Model-Specific Prompt Formatter

Reformat one prompt for GPT-4, Claude, Gemini, and Llama simultaneously

Takes a generic prompt and outputs reformatted versions for GPT-4, Claude, Gemini, and Llama, each following that model's documented best-practice structure such as system and user split, XML tags, instruction prefixes, and chat templates. It runs free in your browser on Gera Tools, with nothing uploaded.

Last updated Source: Gera Tools

Do these formatting differences actually change results?

They can. Claude responds well to XML-tagged structure and a clear system role, GPT-4 to a clean system and user split, Gemini to an explicit instruction prefix, and Llama to its chat template tokens. Matching the convention reduces parsing ambiguity and tends to improve adherence.

Model-specific prompt formatter

A prompt that works well on one model is rarely formatted the way another model expects. Claude leans on XML tags and a strong system role; GPT-4 wants a clean system and user separation; Gemini does best with an explicit instruction prefix; and open Llama models need chat-template tokens when called directly. This formatter takes one base prompt and produces the provider-preferred version for each, so you stop hand-converting between four conventions.

How it works

You write a single plain prompt. The tool then wraps it in each target model’s documented structure without touching your wording. For GPT-4 it splits your text into a system message (the instructions) and a user message (the task). For Claude it builds a system block and wraps the task content in XML tags the model reads well. For Gemini it adds an instruction prefix and a clear task section. For Llama it inserts the chat-template tokens that mark each turn. Every version is shown ready to paste into the matching playground or API call.

What each model’s preferred format looks like

GPT-4 (OpenAI messages API): The API takes an array of {role, content} objects. Instructions belong in the system role — models like GPT-4 follow a strong system message reliably. The user turn contains the actual task content.

[
  { "role": "system", "content": "You are a precise editor..." },
  { "role": "user",   "content": "Edit the following paragraph for clarity:..." }
]

Claude (Anthropic API): Claude responds well to < > XML-style tags that separate distinct sections of a prompt. A system parameter holds general instructions, and the user turn wraps content in named tags.

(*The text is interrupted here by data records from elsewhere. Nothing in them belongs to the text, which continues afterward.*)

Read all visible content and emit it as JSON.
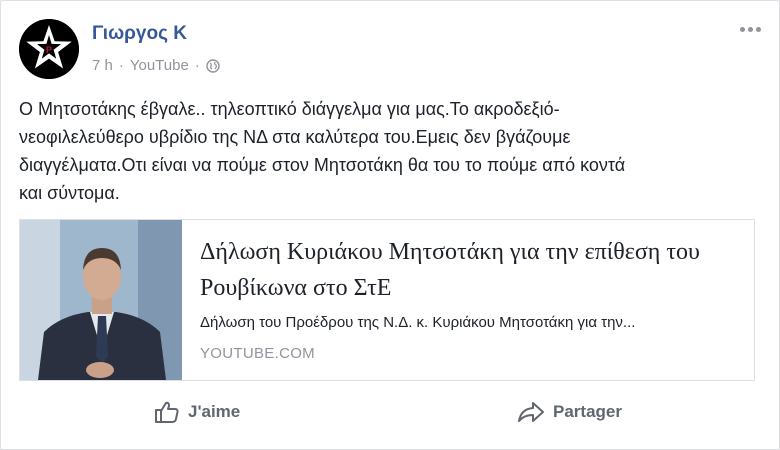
{
  "post": {
    "author": "Γιωργος Κ",
    "time": "7 h",
    "separator": "·",
    "source": "YouTube",
    "text": "Ο Μητσοτάκης έβγαλε.. τηλεοπτικό διάγγελμα για μας.Το ακροδεξιό-\nνεοφιλελεύθερο υβρίδιο της ΝΔ στα καλύτερα του.Εμεις δεν βγάζουμε\nδιαγγέλματα.Οτι είναι να πούμε στον Μητσοτάκη θα του το πούμε από κοντά\nκαι σύντομα."
  },
  "link_card": {
    "title": "Δήλωση Κυριάκου Μητσοτάκη για την επίθεση του Ρουβίκωνα στο ΣτΕ",
    "description": "Δήλωση του Προέδρου της Ν.Δ. κ. Κυριάκου Μητσοτάκη για την...",
    "domain": "YOUTUBE.COM"
  },
  "actions": {
    "like_label": "J'aime",
    "share_label": "Partager"
  },
  "colors": {
    "author_link": "#365899",
    "meta_gray": "#90949c",
    "action_gray": "#606770"
  },
  "icons": {
    "avatar": "red-star-p-logo",
    "audience": "globe-icon",
    "menu": "more-options-icon",
    "like": "thumbs-up-icon",
    "share": "share-arrow-icon"
  }
}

system: You are a precise editor. Focus on clarity and brevity.

user: <document>
[paste text here]
</document>

Edit the document above for clarity.

Gemini (Google Generative AI): Gemini works well with an explicit instruction prefix at the top of the prompt, followed by a clearly labeled task section.

INSTRUCTION: You are a precise editor. Focus on clarity and brevity.
TASK: Edit the following paragraph for clarity:
[paste text here]

Llama (direct inference): Open Llama chat models expect special role tokens wrapping each turn. These are added by the tokenizer when using a hosted API, but must be added manually when calling the model directly.

[INST] <<SYS>>
You are a precise editor.
<</SYS>>

Edit the following paragraph for clarity: [paste text here] [/INST]

When formatting differences actually change results

Formatting matters most for longer, structured prompts where the model must juggle instructions, reference material, and a task. A short single-sentence prompt behaves similarly across models regardless of wrapping. But when your prompt includes a long document to analyze, multiple constraints, or a specific output schema, the structure signals to the model what is context versus instruction versus task — and models vary in how reliably they pick that up without explicit structure.

Tips

  • XML tags help Claude most when your prompt mixes instructions with longer reference content — they prevent the two from blurring.
  • Llama tokens matter only on direct inference calls. Hosted chat UIs add them automatically, so the plain or GPT-style version works there.
  • Keep your base prompt structureless — write instructions then task in plain prose and let the formatter add the scaffolding. Adding your own structural markup before formatting can conflict with the output.
  • Compare outputs side by side on the same task to see which model’s response best matches your quality bar.